Filing a request for an attorney does not extend your time in which to file
a civil action. Both the request and the civil action must be filed within
the time limits as stated in the paragraph above ("Right to File A Civil
Action").
FOR THE COMMISSION:
______________________________
Carlton M. Hadden, Director
Office of Federal Operations
_____9-28-06_____________
Date
-----------------------
[1] The record indicates complainant abandoned her retaliation allegation
while the case was pending before the Administrative Judge. In addition,
we find that complainant also abandoned her allegation that she was
subjected to sexual harassment from July 20, 2003 until September 7, 2003.

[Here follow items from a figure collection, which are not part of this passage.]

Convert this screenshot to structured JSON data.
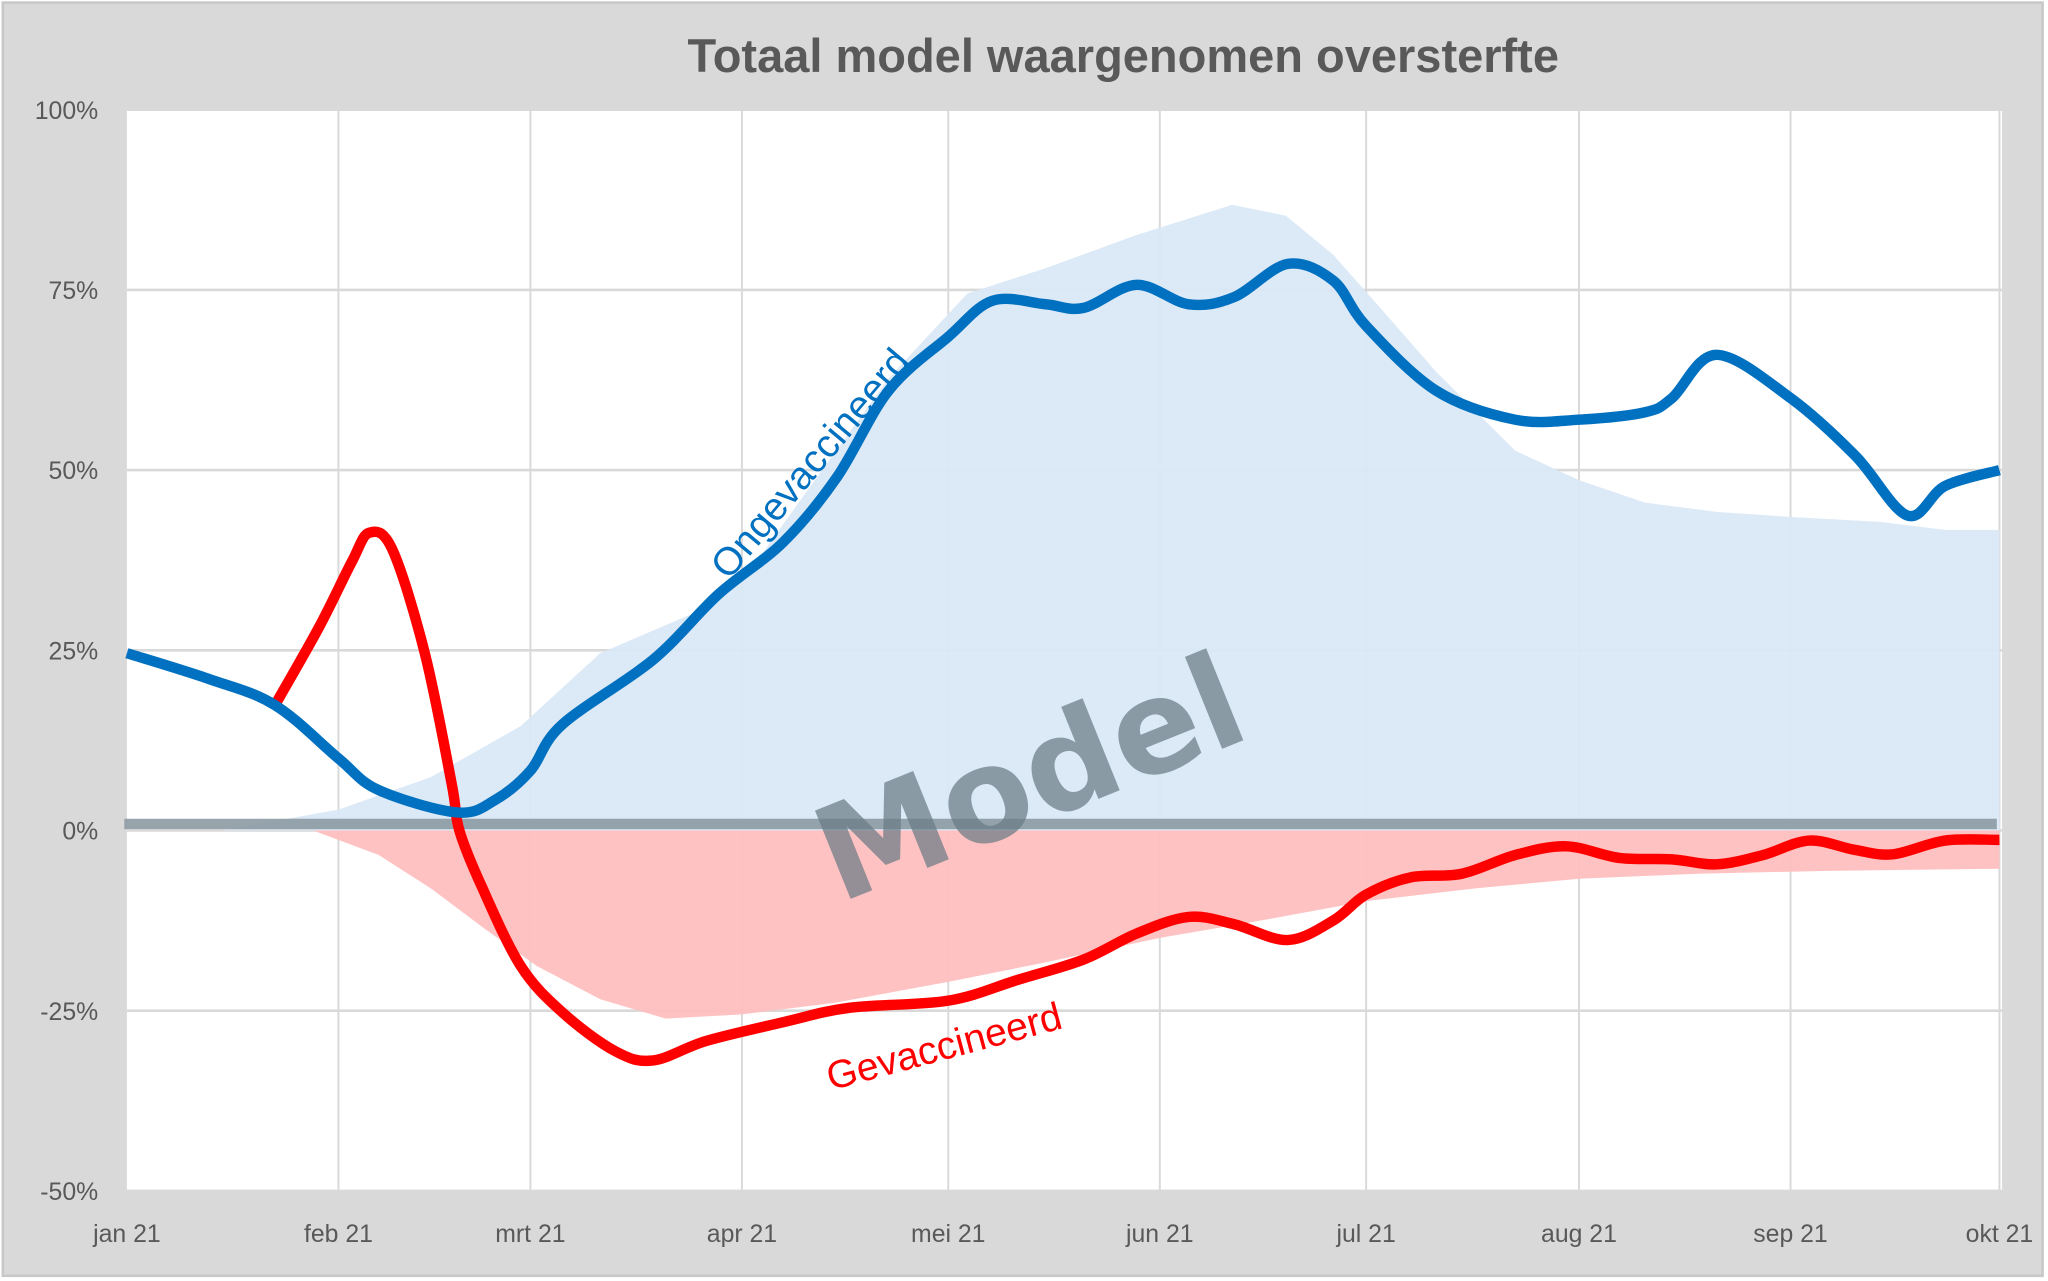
{
  "chart_data": {
    "type": "line",
    "title": "Totaal model waargenomen oversterfte",
    "xlabel": "",
    "ylabel": "",
    "x_unit": "months since jan 21",
    "categories": [
      "jan 21",
      "feb 21",
      "mrt 21",
      "apr 21",
      "mei 21",
      "jun 21",
      "jul 21",
      "aug 21",
      "sep 21",
      "okt 21"
    ],
    "y_ticks": [
      "100%",
      "75%",
      "50%",
      "25%",
      "0%",
      "-25%",
      "-50%"
    ],
    "y_tick_values": [
      100,
      75,
      50,
      25,
      0,
      -25,
      -50
    ],
    "ylim": [
      -50,
      100
    ],
    "xlim": [
      0,
      9
    ],
    "grid": true,
    "watermark": "Model",
    "series": [
      {
        "name": "Ongevaccineerd",
        "kind": "line",
        "color": "#0070C0",
        "x": [
          0,
          0.39,
          0.7,
          1,
          1.21,
          1.62,
          1.82,
          2,
          2.15,
          2.58,
          2.89,
          3.2,
          3.46,
          3.71,
          4,
          4.21,
          4.46,
          4.64,
          4.89,
          5.14,
          5.36,
          5.62,
          5.84,
          6,
          6.33,
          6.7,
          7,
          7.31,
          7.44,
          7.65,
          8,
          8.31,
          8.56,
          8.74,
          9
        ],
        "values": [
          24.6,
          21,
          17.4,
          10,
          5.6,
          2.5,
          4.3,
          8.3,
          14.7,
          23.7,
          32.8,
          40,
          49,
          61,
          68.5,
          73.5,
          73,
          72.5,
          75.7,
          73,
          74,
          78.6,
          76.3,
          70,
          61,
          57,
          57,
          58,
          60,
          66,
          60,
          52,
          43.7,
          47.8,
          50
        ]
      },
      {
        "name": "Gevaccineerd",
        "kind": "line",
        "color": "#FF0000",
        "x": [
          0.7,
          0.91,
          1.07,
          1.16,
          1.28,
          1.45,
          1.59,
          1.63,
          1.75,
          1.95,
          2.15,
          2.4,
          2.58,
          2.83,
          3.2,
          3.52,
          4,
          4.33,
          4.64,
          4.89,
          5.14,
          5.36,
          5.62,
          5.84,
          6,
          6.21,
          6.45,
          6.7,
          6.94,
          7.19,
          7.44,
          7.65,
          7.87,
          8.09,
          8.31,
          8.49,
          8.74,
          9
        ],
        "values": [
          17.4,
          28.3,
          37.3,
          41.3,
          39,
          24.6,
          6.5,
          0,
          -8,
          -18.8,
          -25.2,
          -30.6,
          -31.9,
          -29.2,
          -26.6,
          -24.6,
          -23.6,
          -20.7,
          -17.9,
          -14.3,
          -12,
          -13,
          -15.2,
          -12.5,
          -8.9,
          -6.5,
          -6,
          -3.4,
          -2.2,
          -3.8,
          -4,
          -4.7,
          -3.4,
          -1.4,
          -2.7,
          -3.3,
          -1.4,
          -1.3
        ]
      },
      {
        "name": "Model ongevaccineerd",
        "kind": "area",
        "color": "#DAE8F5",
        "x": [
          0.45,
          1,
          1.48,
          1.95,
          2.33,
          2.76,
          3.07,
          3.32,
          3.71,
          4.09,
          4.46,
          4.89,
          5.35,
          5.61,
          5.84,
          6.09,
          6.33,
          6.7,
          7,
          7.31,
          7.65,
          8,
          8.43,
          8.74,
          9
        ],
        "values": [
          0,
          2.9,
          7.4,
          14.5,
          24.6,
          30,
          37.3,
          47.3,
          62.7,
          74.5,
          78,
          82.6,
          86.8,
          85.3,
          79.9,
          71.7,
          63.6,
          52.7,
          48.6,
          45.5,
          44.2,
          43.5,
          42.8,
          41.7,
          41.7
        ]
      },
      {
        "name": "Model gevaccineerd",
        "kind": "area",
        "color": "#FFBFBF",
        "x": [
          0.88,
          1.21,
          1.48,
          1.75,
          2.03,
          2.33,
          2.64,
          3,
          3.45,
          4,
          4.46,
          5,
          5.45,
          6,
          6.52,
          7,
          7.56,
          8.18,
          9
        ],
        "values": [
          0,
          -3.4,
          -8,
          -13.4,
          -18.8,
          -23.4,
          -26.1,
          -25.5,
          -23.9,
          -21,
          -18.3,
          -14.9,
          -12.7,
          -9.8,
          -8,
          -6.7,
          -6,
          -5.6,
          -5.3
        ]
      }
    ],
    "annotations": [
      {
        "text": "Ongevaccineerd",
        "color": "#0070C0"
      },
      {
        "text": "Gevaccineerd",
        "color": "#FF0000"
      },
      {
        "text": "Model",
        "color": "#6B7B85"
      }
    ]
  },
  "colors": {
    "frame": "#D9D9D9",
    "plot_bg": "#FFFFFF",
    "grid": "#D9D9D9",
    "zero_bar": "#8C9AA3",
    "text": "#595959"
  }
}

While complainant was temporarily employed by the agency in Orleans,
California between July 20, 2003 and September 18, 2003, the record
reflects that her only allegation before the AJ regarded the alleged
unwanted sexual touchings by S1 on September 7, 2003. AJ's Decision at 5.
In so finding, we note that complainant's brief on appeal addressed only
the alleged incident between herself and S1 on September 7, 2003.
[2] The Commission notes that S1 was suspended from his supervisory
position from September of 2003 until April of 2004, and he was restored to
the supervisory position only after the external investigation found no
basis for a conclusion of wrongdoing by S1.